The threat by Burhan Kuzu, who is also a senior member of Turkey’s ruling AK party, came as doubts grow over an agreement between Turkey and the European Union to stem an unprecedented movement of migrants from the Middle East and Africa.
Turkey was offered the visa deal, as well as financial aid and the prospect of a renewed effort toward EU membership, in return for agreeing to take back refugees. Last week, Erdogan rebuffed an EU demand that Turkey narrow its definition of terrorism in return for the lifting of visa restrictions.
Leaders including German Chancellor Angela Merkel see the agreement with Turkey as a crucial step to ease Europe’s worst refugee crisis since World War II. The European parliament will debate Turkey’s progress in fulfilling requirements for visa liberalization in its plenary session on Wednesday in Strasbourg.
“If they make a wrong decision, we would send refugees,” Kuzu said on Twitter. In a phone interview with Bloomberg, he added: “If Turkey’s doors are opened, Europe would be miserable.”
About one million people, fleeing conflicts such as Syria’s civil war, have crossed from Turkey’s shores to nearby Greek islands since early 2015. Arrivals in Greece fell to 2,987 last month from 26,971 in March and 57,066 in February, according to the United Nations refugee agency.
Erdogan ratcheted up his criticism of the EU agreement after Turkey’s prime minister, Ahmet Davutoglu, hailed as the architect of the accord, lost a power struggle with the president and announced he was stepping down. On Tuesday, Erdogan also rejected EU requests to submit details of housing and education projects for refugees in order for aid to be released.
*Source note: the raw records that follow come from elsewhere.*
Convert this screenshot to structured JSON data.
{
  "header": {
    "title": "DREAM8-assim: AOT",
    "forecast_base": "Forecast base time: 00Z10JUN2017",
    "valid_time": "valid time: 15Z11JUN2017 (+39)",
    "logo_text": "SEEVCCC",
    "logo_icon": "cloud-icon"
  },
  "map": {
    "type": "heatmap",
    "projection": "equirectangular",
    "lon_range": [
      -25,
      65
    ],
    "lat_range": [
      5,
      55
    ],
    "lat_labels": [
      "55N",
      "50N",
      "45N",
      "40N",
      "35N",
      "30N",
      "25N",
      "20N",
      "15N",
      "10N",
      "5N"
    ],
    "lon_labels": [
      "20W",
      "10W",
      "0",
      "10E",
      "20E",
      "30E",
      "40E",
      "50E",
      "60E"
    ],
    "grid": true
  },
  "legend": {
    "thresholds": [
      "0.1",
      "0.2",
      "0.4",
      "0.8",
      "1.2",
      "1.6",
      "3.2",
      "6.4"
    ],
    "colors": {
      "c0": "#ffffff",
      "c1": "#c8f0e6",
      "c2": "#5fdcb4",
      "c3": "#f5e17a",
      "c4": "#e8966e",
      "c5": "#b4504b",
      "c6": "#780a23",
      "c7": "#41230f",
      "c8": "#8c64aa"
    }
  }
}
“Are you kidding us? What projects?” Erdogan said. “There will be no projects, there are 25 camps out there.”
The European Commission said last week that Turkey has made enough progress in meeting 72 “benchmarks” to justify the proposal on EU visa-free status, identifying just five conditions left to fulfill. These relate to the fight against corruption, judicial cooperation with EU nations, deeper ties with European law-enforcement agency Europol, data protection and terrorism legislation.
The visa-free travel proposal must be approved by EU governments, which have signaled a readiness to act on the measure by mid-year, as well as the bloc’s parliament.
Kuzu resigned from his role as a formal adviser to Erdogan to run for office as an AKP lawmaker. He says he still acts as an "honorary adviser," though he’s not on the presidential staff and receives no salary for doing so. A constitutional law professor, he was also previously in charge of the parliamentary commission seeking to rewrite the nation’s constitution.